Fig. 6: Includes animations illustrating the entropy, skewness, harmonics, kurtosis, and amplitude accelerometry features used in our analysis (we did not illustrate more standard statistics, such as mean and variance of measurements).

a Differential entropy: Differential entropy is the highest for a uniform distribution of activity (for example, when a person stays inactive 24 h a day, so there are no bursts of activity). When a person is more active through the day and inactive at night, the entropy of activity drops, because the daytime activity exceeds the night-time activity average. b Fast Fourier transform (FFT): The fast Fourier transform refers to the number of harmonics that can be used to describe a curve. Any curve can be decomposed into a spectrum of harmonics. In this case, the hypothetical activity curve shown in red is the sum of 3 harmonics with nonzero amplitude: one with four cycles a day, one with a single full cycle a day, and one with a two-day cycle.
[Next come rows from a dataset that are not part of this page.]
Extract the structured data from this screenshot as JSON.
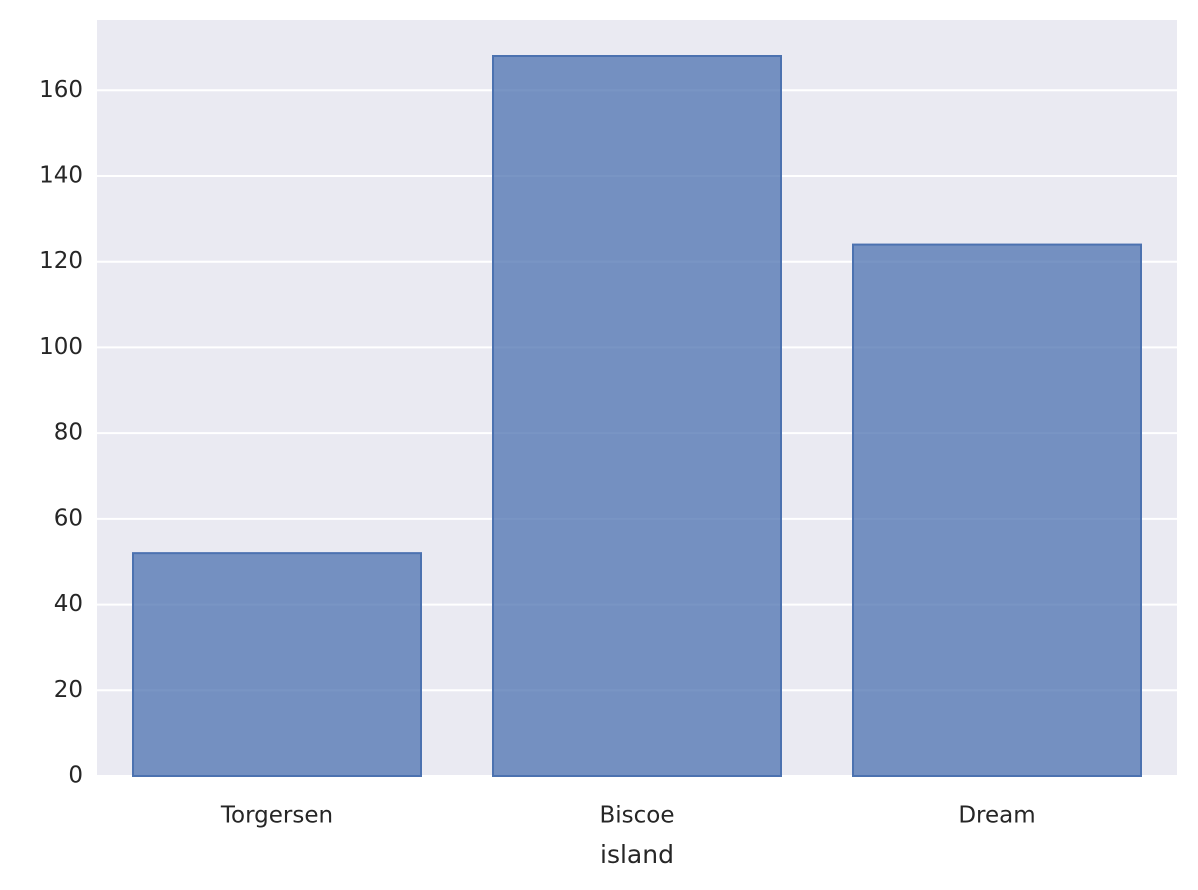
{
  "chart_data": {
    "type": "bar",
    "x_label": "island",
    "categories": [
      "Torgersen",
      "Biscoe",
      "Dream"
    ],
    "values": [
      52,
      168,
      124
    ],
    "color": "#4c72b0",
    "fill_opacity": 0.75,
    "ylim": [
      0,
      176.4
    ],
    "yticks": [
      0,
      20,
      40,
      60,
      80,
      100,
      120,
      140,
      160
    ],
    "grid": true
  }
}
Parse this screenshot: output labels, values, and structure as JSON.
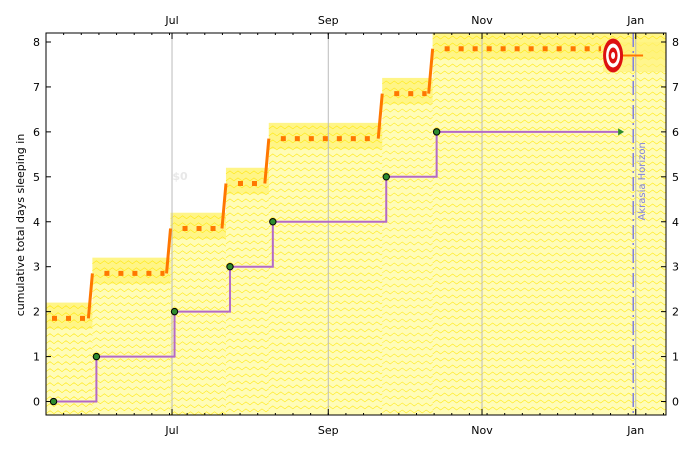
{
  "chart_data": {
    "type": "line",
    "ylabel": "cumulative total days sleeping in",
    "ylim": [
      -0.3,
      8.2
    ],
    "xlim": [
      "2024-05-12",
      "2025-01-13"
    ],
    "y_ticks": [
      0,
      1,
      2,
      3,
      4,
      5,
      6,
      7,
      8
    ],
    "x_ticks": [
      {
        "label": "Jul",
        "date": "2024-07-01"
      },
      {
        "label": "Sep",
        "date": "2024-09-01"
      },
      {
        "label": "Nov",
        "date": "2024-11-01"
      },
      {
        "label": "Jan",
        "date": "2025-01-01"
      }
    ],
    "datapoints": [
      {
        "x": "2024-05-15",
        "y": 0
      },
      {
        "x": "2024-06-01",
        "y": 1
      },
      {
        "x": "2024-07-02",
        "y": 2
      },
      {
        "x": "2024-07-24",
        "y": 3
      },
      {
        "x": "2024-08-10",
        "y": 4
      },
      {
        "x": "2024-09-24",
        "y": 5
      },
      {
        "x": "2024-10-14",
        "y": 6
      }
    ],
    "projection_end": {
      "x": "2024-12-25",
      "y": 6
    },
    "akrasia_horizon": {
      "date": "2024-12-31",
      "label": "Akrasia Horizon"
    },
    "goal": {
      "x": "2024-12-23",
      "y": 7.7
    },
    "watermark": "$0",
    "colors": {
      "line": "#b469c8",
      "points": "#2e8b2e",
      "road": "#ff7700",
      "yellow_band": "#fff27a",
      "yellow_light": "#fffcb8",
      "horizon": "#8080e0",
      "grid": "#bbbbbb"
    }
  }
}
In real accelerometry data, the number of accelerometry harmonics composing a 24-h circadian pattern is typically over 15 harmonics. c Skewness is a statistic characterizing the asymmetry of the distribution of activity; it can be applied to entire device wear time or to smaller intervals of accelerometry readings. d Excess kurtosis is a statistic indicating deviation of a distribution from a normal distribution. Kurtosis is zero for a normal distribution, positive for distributions with heavier (than normal) tails, such as t-distribution, and negative for distributions that have lighter tails, such as Beta with parameters (2,2). e Amplitude: The amplitude of each harmonic in an FFT reflects the distance between minimum and maximum activity values. For non-essential (noise-level) harmonics in FFT, the amplitude is close to zero.

Statistical analysis

First, we computed characteristics of the two cohorts: means (±standard error, SE) for continuous measures and proportions (±SE) for categorical variables. Second, to analyze the statistical significance of the covariates for distinguishing between the two classes (∆₋, ∆₊), we evaluated the predictive importance of each of the demographic, comorbidity, and accelerometry measure in both cohorts. Third, we built a binary classifier called CDPred to distinguish ∆₊ from ∆₋ in the two cohorts using XGBoost (Extreme Gradient Boosting). To evaluate the performance of the model in each cohort, we randomly chose 10% of the hip accelerometry cohort and 15% of the sample from the wrist accelerometry cohort as a hold-out sample. The CDPred hyperparameters were fine-tuned using 5-fold cross-validation, to maximize the area under the curve (AUC) score. We then reported the performance of each model in terms of predicted accuracy and AUC on a hold-out sample. The feature importance of distinguishing ∆₊ and ∆₋ were then listed in descending order of importance for the best-performing model in each dataset.

Ethics

The study was approved by the University of Chicago Institutional Review Board (IRB # 13-0443). Study participants provided written informed consent.